O MAGO

O MAGO

Todos nós conhecemos mágicos. Nos tempos de outrora naqueles cirquinhos mambembes que visitavam vez ou outra cidades do "interland" ou, nos dias atuais, através das onipresentes TVs. Nas ruas das grandes capitais "tropeçamos" em raros eexemplares deles, tirando moedas das orelhas alheias ou sumindo (no bom sentido) com algum relógio "Vagabundex" de um transeunte desavisado.

Pintores ou desenhistas têm, a meu ver, algo de mágicos... transformam a tela ou o papel em branco em imagem deslumbrante, inimaginável até, que nos intriga pela forma como foi criada.

Eu era apenas um jovem contínuo, auxiliar de serviços gerais na boutique Lúcia Modas -- "pau para toda obra" como qualquer "office boy" da época -- quando conheci um mágico, o melhor de todos, um mago cujo toque transmutava pedra em ouro, verdadeiro ilusionista.

Tinha o aspecto de um extraterrestre, alto e cabeçudo, sotaque áspero de "galego' legítimo, o andar e o porte de um senador nos áureos tempos de Roma.
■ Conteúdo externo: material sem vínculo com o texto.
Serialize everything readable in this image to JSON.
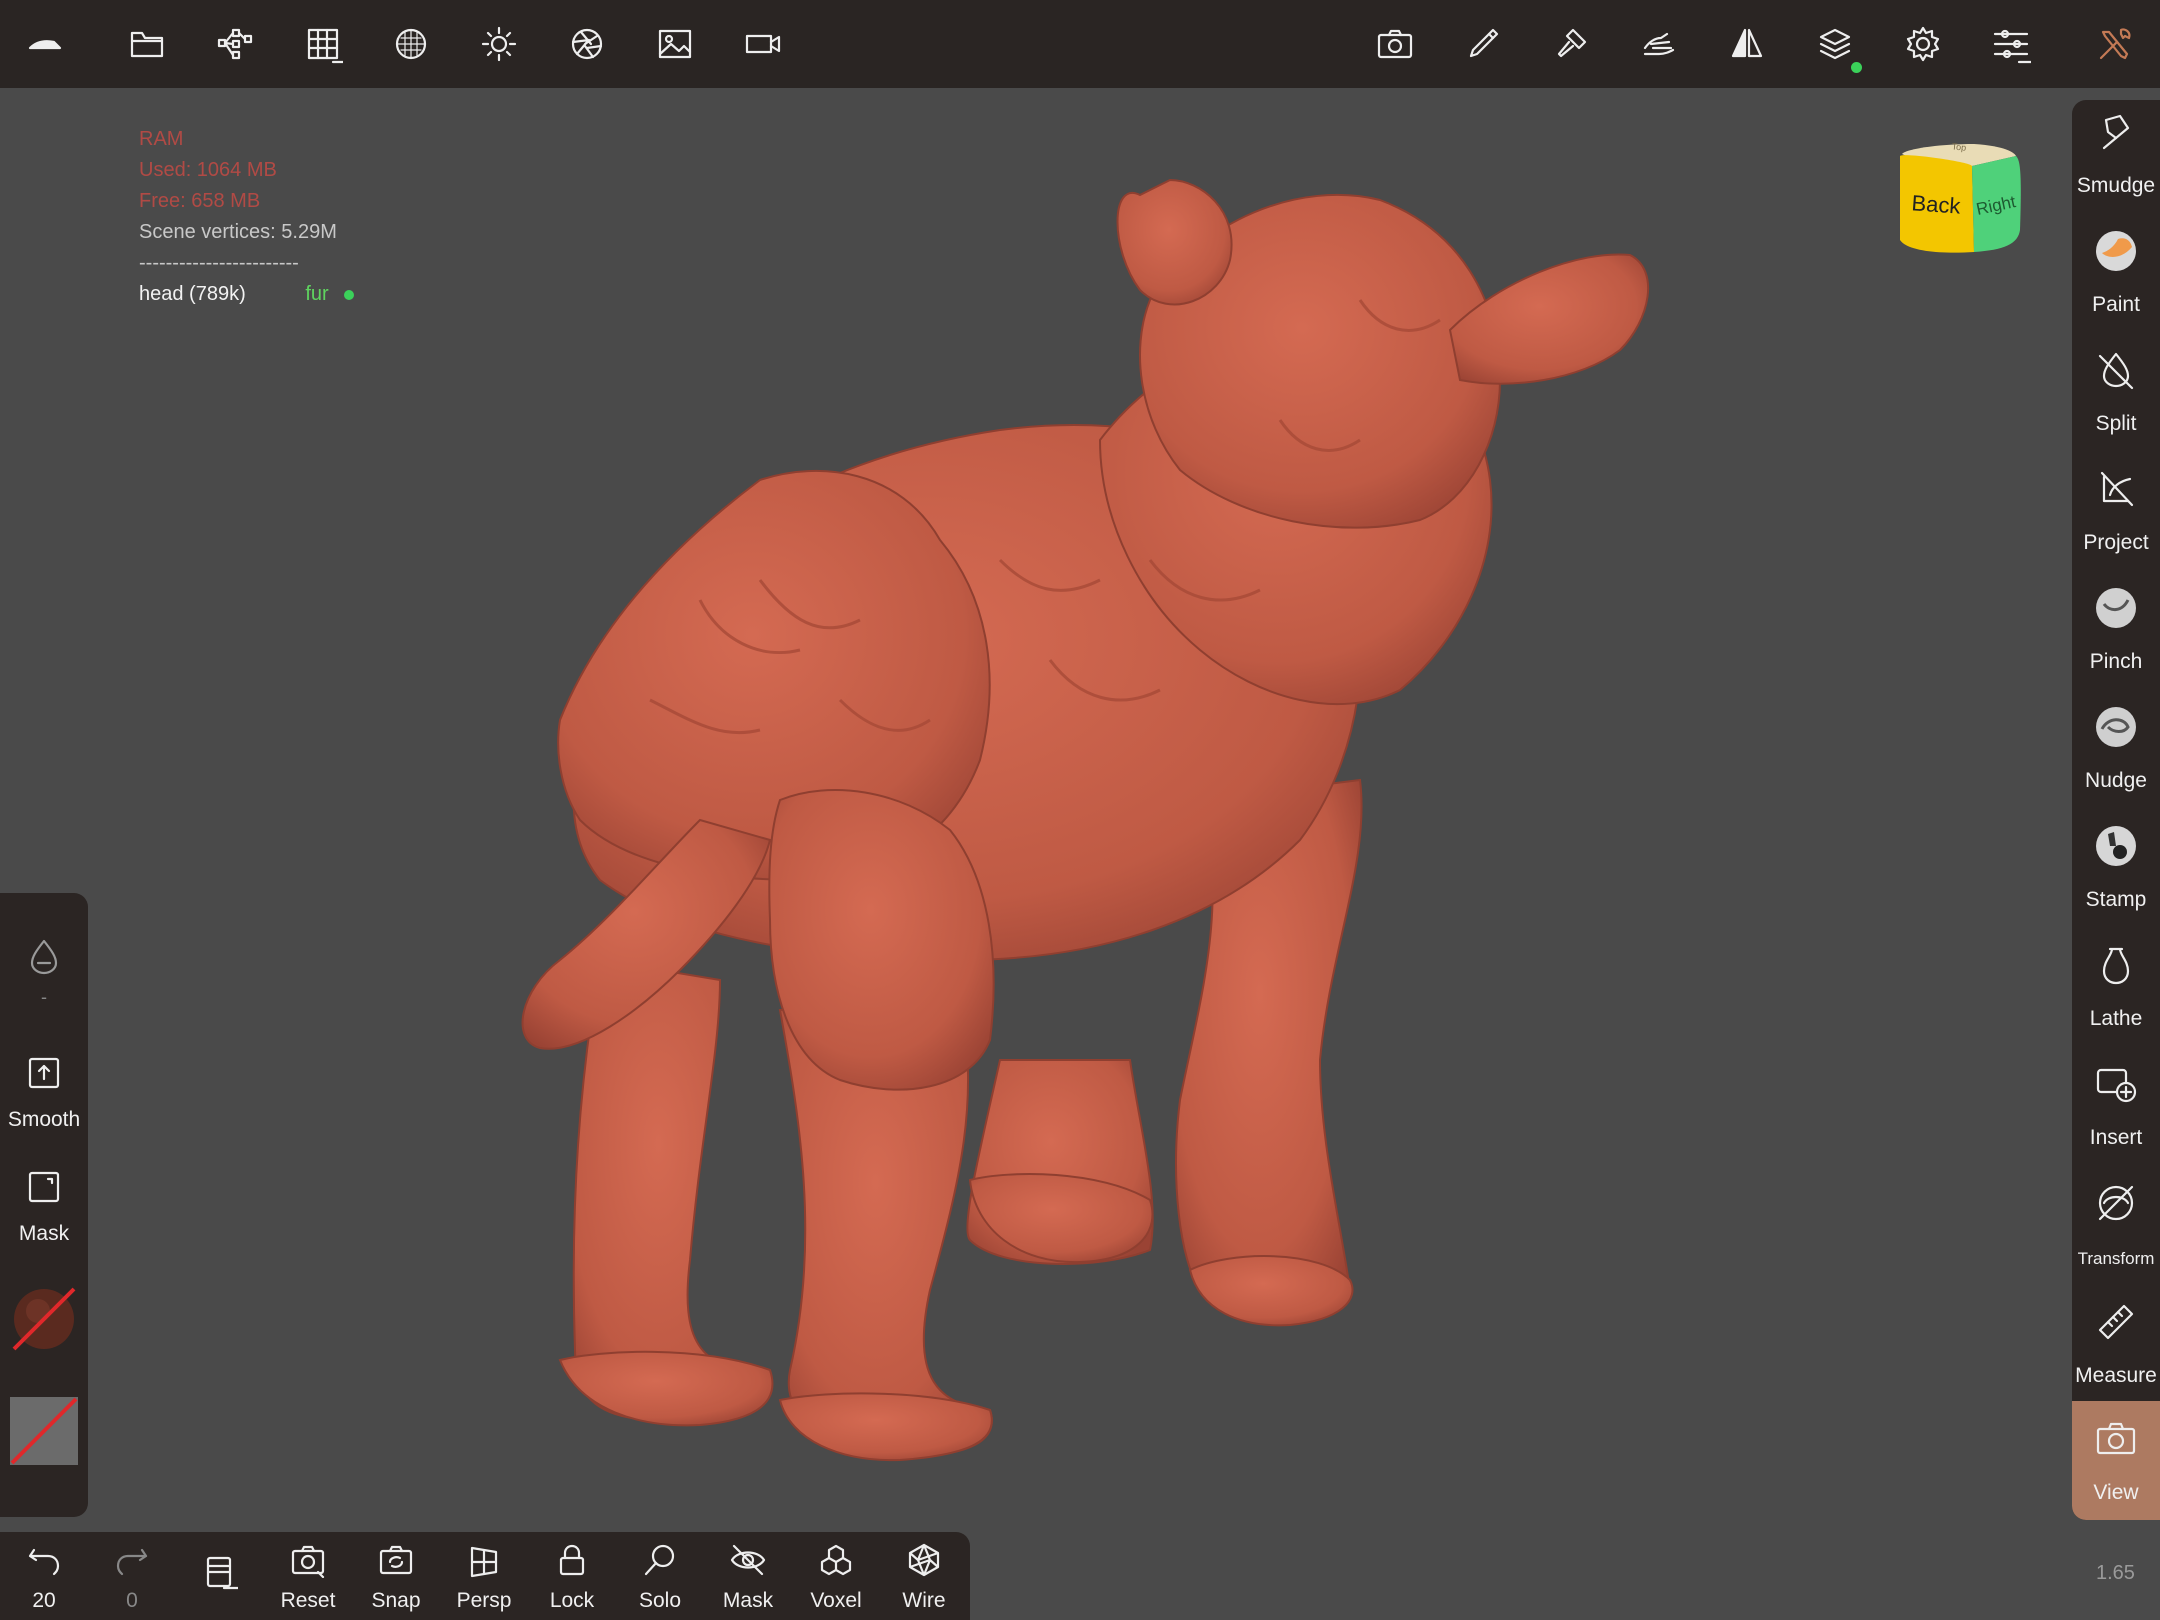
{
  "topbar": {
    "icons": [
      "app-logo-icon",
      "folder-icon",
      "scene-tree-icon",
      "grid-icon",
      "matcap-sphere-icon",
      "lighting-sun-icon",
      "aperture-icon",
      "image-icon",
      "video-camera-icon",
      "screenshot-camera-icon",
      "brush-stroke-icon",
      "paint-brush-icon",
      "hand-sculpt-icon",
      "symmetry-icon",
      "layers-icon",
      "settings-gear-icon",
      "sliders-icon",
      "tools-icon"
    ]
  },
  "stats": {
    "ram_label": "RAM",
    "used": "Used: 1064 MB",
    "free": "Free: 658 MB",
    "vertices": "Scene vertices: 5.29M",
    "separator": "------------------------",
    "mesh_name": "head (789k)",
    "mesh_material": "fur"
  },
  "view_cube": {
    "front": "Back",
    "side": "Right",
    "top": "Top",
    "colors": {
      "front": "#f3c600",
      "side": "#4fd17a",
      "top": "#e9dcb6"
    }
  },
  "right_tools": [
    {
      "label": "Smudge",
      "icon": "smudge-icon"
    },
    {
      "label": "Paint",
      "icon": "paint-sphere-icon"
    },
    {
      "label": "Split",
      "icon": "split-icon"
    },
    {
      "label": "Project",
      "icon": "project-icon"
    },
    {
      "label": "Pinch",
      "icon": "pinch-sphere-icon"
    },
    {
      "label": "Nudge",
      "icon": "nudge-sphere-icon"
    },
    {
      "label": "Stamp",
      "icon": "stamp-sphere-icon"
    },
    {
      "label": "Lathe",
      "icon": "lathe-icon"
    },
    {
      "label": "Insert",
      "icon": "insert-icon"
    },
    {
      "label": "Transform",
      "icon": "transform-icon"
    },
    {
      "label": "Measure",
      "icon": "ruler-icon"
    },
    {
      "label": "View",
      "icon": "view-camera-icon"
    }
  ],
  "left_tools": {
    "opacity_value": "-",
    "smooth_label": "Smooth",
    "mask_label": "Mask"
  },
  "bottom_tools": {
    "undo_count": "20",
    "redo_count": "0",
    "items": [
      {
        "label": "Reset"
      },
      {
        "label": "Snap"
      },
      {
        "label": "Persp"
      },
      {
        "label": "Lock"
      },
      {
        "label": "Solo"
      },
      {
        "label": "Mask"
      },
      {
        "label": "Voxel"
      },
      {
        "label": "Wire"
      }
    ]
  },
  "zoom_level": "1.65",
  "colors": {
    "accent": "#ad7a61",
    "model": "#c25a45",
    "background": "#4a4a4a",
    "panel": "#2b2523"
  }
}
Era quase um sósia do poeta Drummond e, se fossem ambos fãs de praia, ter-se-íam encontrado nas areias de Copacabana.

Em nossos tempos cruéis e desumanos o mago seria seria visto como um ser perigoso (?!) pois só andava com garotões rosados e bem nutridos, aos quais dava incumbências e orientava enquanto executava suas atuações geniais.

Ademais, vez ou outra tinha meneios de mão característicos mas em plena era do "flower & power" e de hippies às pencas -- década de sexo, drogas e rock'n roll -- ninguém dava atenção a tais detalhes.

Seu show não era para qualquer um: pelo contrário, foi o primeiro em sua atividade a usar cortinados que vedavam aos curiosos e desocupados a visão de seus truques de prestidigitador inigualável. E só trabalhava para lojas de luxo, magazines chiques e boutiques com nome em inglês e clientela com alguma fama.

Certa vez destacaram-me para acompanhá-lo, era preciso buscar seus apetrechos num depósito próximo. Lá, presenciei seus auxiliares demolindo bicicleta seminova a marteladas, os pneus transformados em "oito" à custa dos músculos dos rapagões criados à base de Toddy, Ovomaltine, Emulsão do Dr. Scott e sucrilhos Kellogs.

Quase chorei de raiva... mas, morando no Morro dos Cbritos -- havia cabras selvagens no alto dele, embora nós todos nos sentíssemos um tanto caprinos -- para que quereria eu um troço daqueles? Tempos depois tornaria a vê-la, descaracterizada mas feliz, completando divinamente um momento de arte e beleza, milagre de bom-gôsto e eficácia visual num show de técnica.

Nunca soube seu nome mas o perfil desengonçado está gravado em minha memória. Atualmente seria definido como vitrinista ou decorador de interiores, títulos mesquinhos para um artista daquele gabarito.

O mago não precisava de muito, aliás fazia surgir do nada um mundo de surpresas e magnífica criatividade. Cordas velhas, folhas secas, um pedaço de escada, arames, gaiolas quebradas, um lampião antigo...absolutamente tudo lhe servia e daquelas inutilidades todas nascia um universo que encantava (e espantava) qualquer espectador ocasional.

Valia seu peso em ouro e,trabalhando como autônomo, pôde atuar com liberdade nas melhores lojas da Zona Sul. Confesso que nunca mais vi uma vitrine com metade da perfeição estética e da apresentação plástica que o Mago conseguia imprimir às suas criações; contudo, seu trabalho competente e único induziu-me a ver tais profissionais com outros olhos, tornando-me adiante um fã de arquitetura e decoração.